El concepto romántico de democracia ha venido cayendo en desilusión. La representación o mandato popular se ha transformando en un mecanismo para la creación y permanencia de oligarquías legitimadas por la vía del sufragio. Pareciera que la participación activa de la sociedad en la política quedó sólo en una mera “buena intención”. Ciertamente, en la mayoría de los países, la gente no suele inmiscuirse en
los asuntos de gobierno y Estado; por el contrario, desprecian todo aquello que tenga que ver con la “cosa pública”, pues es un asunto mucho más llevadero y sin la responsabilidad que implican las acciones de gobierno.
En esta lógica, ante la apatía generalizada de la gente, se configura una nueva forma de gobierno, en la que oligarquías disfrazadas de partidos políticos —y en estas épocas hasta de candidatos independientes— pretenden utilizar el voto, como mecanismo legitimante, para mantenerse en los cargos públicos que brindan poder político. Esta nueva forma de gobierno, bien podría definirse como “electocracia”.
Lamentablemente para una mayoría, importante en número, su participación en la democracia se circunscribe únicamente a los procesos electorales y, concretamente, a la jornada de votación. La acción de autodeterminación e independencia de los pueblos queda ceñida, casi en exclusiva, a marcar un logotipo, rostro o nombre en una papeleta. Hasta ahí llegó su participación y, a juicio de muchos, su responsabilidad con cuestiones de gobierno.

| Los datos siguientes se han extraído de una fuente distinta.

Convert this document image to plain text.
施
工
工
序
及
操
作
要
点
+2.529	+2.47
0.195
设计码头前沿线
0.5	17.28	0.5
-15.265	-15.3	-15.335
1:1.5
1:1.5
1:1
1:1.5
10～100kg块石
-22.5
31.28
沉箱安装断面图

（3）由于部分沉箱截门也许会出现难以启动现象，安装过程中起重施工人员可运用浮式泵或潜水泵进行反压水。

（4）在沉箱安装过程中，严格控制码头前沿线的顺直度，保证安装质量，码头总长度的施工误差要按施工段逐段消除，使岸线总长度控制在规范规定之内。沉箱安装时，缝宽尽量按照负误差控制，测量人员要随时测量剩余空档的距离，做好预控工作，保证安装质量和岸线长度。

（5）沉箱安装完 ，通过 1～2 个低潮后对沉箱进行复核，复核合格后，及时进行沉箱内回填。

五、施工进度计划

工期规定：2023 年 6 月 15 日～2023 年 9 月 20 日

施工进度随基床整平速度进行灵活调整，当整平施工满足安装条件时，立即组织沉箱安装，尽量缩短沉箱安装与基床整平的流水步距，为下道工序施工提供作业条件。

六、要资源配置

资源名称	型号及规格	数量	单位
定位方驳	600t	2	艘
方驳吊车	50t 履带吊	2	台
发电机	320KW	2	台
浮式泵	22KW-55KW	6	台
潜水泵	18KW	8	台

Creo —al menos idílicamente— que la democracia, en su más estricta concepción, implica algo más que el sufragio. Las personas debemos asumir la corresponsabilidad que reviste el elegir a las autoridades que nos representan y ejercen el gobierno, pues votamos por nuestros gobernantes, con ello les brindamos nuestro respaldo y esto, necesariamente, trae consigo una corresponsabilidad de la cual no podemos —ni debemos— sustraernos.
Para que la democracia funcione, la gente debe exigir, de forma adecuada y certera, el cumplimiento de los ofrecimientos de campaña; el respeto a las declaraciones de principios de los partidos que los postulan, y el mantenerse en cercanía y presencia con su electorado. Los representantes populares —léanse diputados y senadores— tienen, como responsabilidad primigenia, un mandato; es decir, la representación de un grupo de personas a las que deben informar y rendirles cuentas. Ellos son los facultados para exigirle a las autoridades el cumplimiento irrestricto de sus obligaciones; son el vínculo de sus electores con las autoridades y quienes deben llevar la voz de las personas que habitan comunidades que representan. No son —como pudiera aparentarse— entes distantes que forman parte de una élite inalcanzable. Son servidores públicos, que en el estricto sentido democrático, emergen de las comunidades y se erigen como representantes.
Mientras no superemos la “electocracia”, el desencanto por la democracia crecerá al grado de aceptar a la tiranía como una mejor forma de gobierno.